"Ah, if I should indeed prove to be the Laird of Kilhenzie—I who lurk here like a beggar to-night!" said Quentin, and then the quaint figure of his tutor the dominie, with his long ribbed galligaskins drawn over the knees of his corduroy breeches, came vividly before him.
He thought of the stately Lady Eglinton, who had always ridiculed this ideal descent, and of her daughters, but chiefly his old playmate, the gentle Lady Mary, and wondered whether they would mourn when they heard of what had befallen him. But Quentin was fated never to see the fair Montgomerys more; for Lady Mary died in her youth, and Lady Lilias died far away in Switzerland, where she was interred in the same grave with her husband.
It was now, after his recent rude repulse at the farmhouse, that he felt himself indeed a wanderer and an outcast!
Wet and weary, he shuddered with cold; the loss of blood he had suffered rendered him weak and drowsy, and but for the brandy so thoughtfully given him by old John Girvan, he could not have proceeded so far on his aimless journey.

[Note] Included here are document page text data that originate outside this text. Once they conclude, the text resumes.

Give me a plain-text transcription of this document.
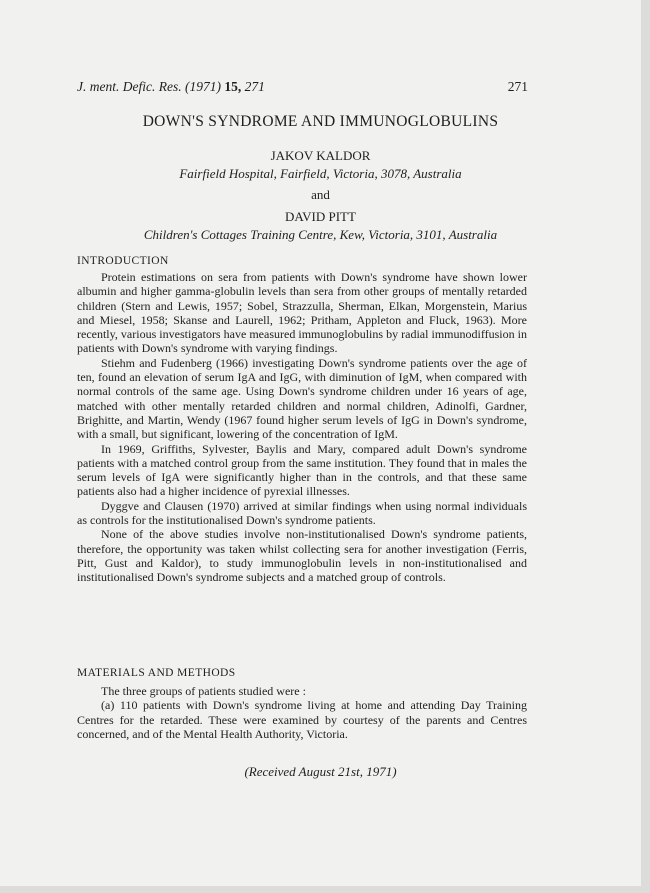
J. ment. Defic. Res. (1971) 15, 271	271
DOWN'S SYNDROME AND IMMUNOGLOBULINS
JAKOV KALDOR
Fairfield Hospital, Fairfield, Victoria, 3078, Australia
and
DAVID PITT
Children's Cottages Training Centre, Kew, Victoria, 3101, Australia
INTRODUCTION

Protein estimations on sera from patients with Down's syndrome have shown lower albumin and higher gamma-globulin levels than sera from other groups of mentally retarded children (Stern and Lewis, 1957; Sobel, Strazzulla, Sherman, Elkan, Morgenstein, Marius and Miesel, 1958; Skanse and Laurell, 1962; Pritham, Appleton and Fluck, 1963). More recently, various investigators have measured immunoglobulins by radial immunodiffusion in patients with Down's syndrome with varying findings.

Stiehm and Fudenberg (1966) investigating Down's syndrome patients over the age of ten, found an elevation of serum IgA and IgG, with diminution of IgM, when compared with normal controls of the same age. Using Down's syndrome children under 16 years of age, matched with other mentally retarded children and normal children, Adinolfi, Gardner, Brighitte, and Martin, Wendy (1967 found higher serum levels of IgG in Down's syndrome, with a small, but significant, lowering of the concentration of IgM.

In 1969, Griffiths, Sylvester, Baylis and Mary, compared adult Down's syndrome patients with a matched control group from the same institution. They found that in males the serum levels of IgA were significantly higher than in the controls, and that these same patients also had a higher incidence of pyrexial illnesses.

Dyggve and Clausen (1970) arrived at similar findings when using normal individuals as controls for the institutionalised Down's syndrome patients.

None of the above studies involve non-institutionalised Down's syndrome patients, therefore, the opportunity was taken whilst collecting sera for another investigation (Ferris, Pitt, Gust and Kaldor), to study immunoglobulin levels in non-institutionalised and institutionalised Down's syndrome subjects and a matched group of controls.

MATERIALS AND METHODS

The three groups of patients studied were :

(a) 110 patients with Down's syndrome living at home and attending Day Training Centres for the retarded. These were examined by courtesy of the parents and Centres concerned, and of the Mental Health Authority, Victoria.

(Received August 21st, 1971)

He strove hard, with his nervous excitement, to sleep, and to find in oblivion a temporary release from thoughts of the happy days of past companionship and of love-making—days that would return no more—moments of delight and joy never to be lived over again! Flora's voice, as low and sweet as ever Annie Laurie's was; her clear and smiling eyes, her ringing laugh, so silvery and joyous, were all vividly haunting him, with the memory of that dear and—as it proved—last kiss in the ancient avenue.
All these were to be foregone now, it too probably seemed for ever, and Cosmo, with his thousand chances, had the field to himself, nor would he fail to use them.
Despite his strong and almost filial love for Lord and Lady Rohallion, Quentin felt in his heart that he hated the cold and haughty Master as the primary cause of all his misery, and the memory of the degrading blow, so ruthlessly dealt by his hand, burned like a plague-spot on his soul, if we may use such a simile.
Gradually, however, sleep stole upon him, but not repose, for he had strange shuddering fits, nervous startings, and perpetual dreams of vague and horrible things, which he could neither understand nor realize.
Once he sprang up with a half-stifled cry, having imagined that the hand of a strange man had clutched his throat! So vivid was this idea, that some minutes elapsed before he fully recovered his self-possession.
"The wound on my head and the consequent loss of blood cause these unusual visions," thought he, not unnaturally. "Oh, that I could but sleep—sleep soundly, and forget everything for a little time!"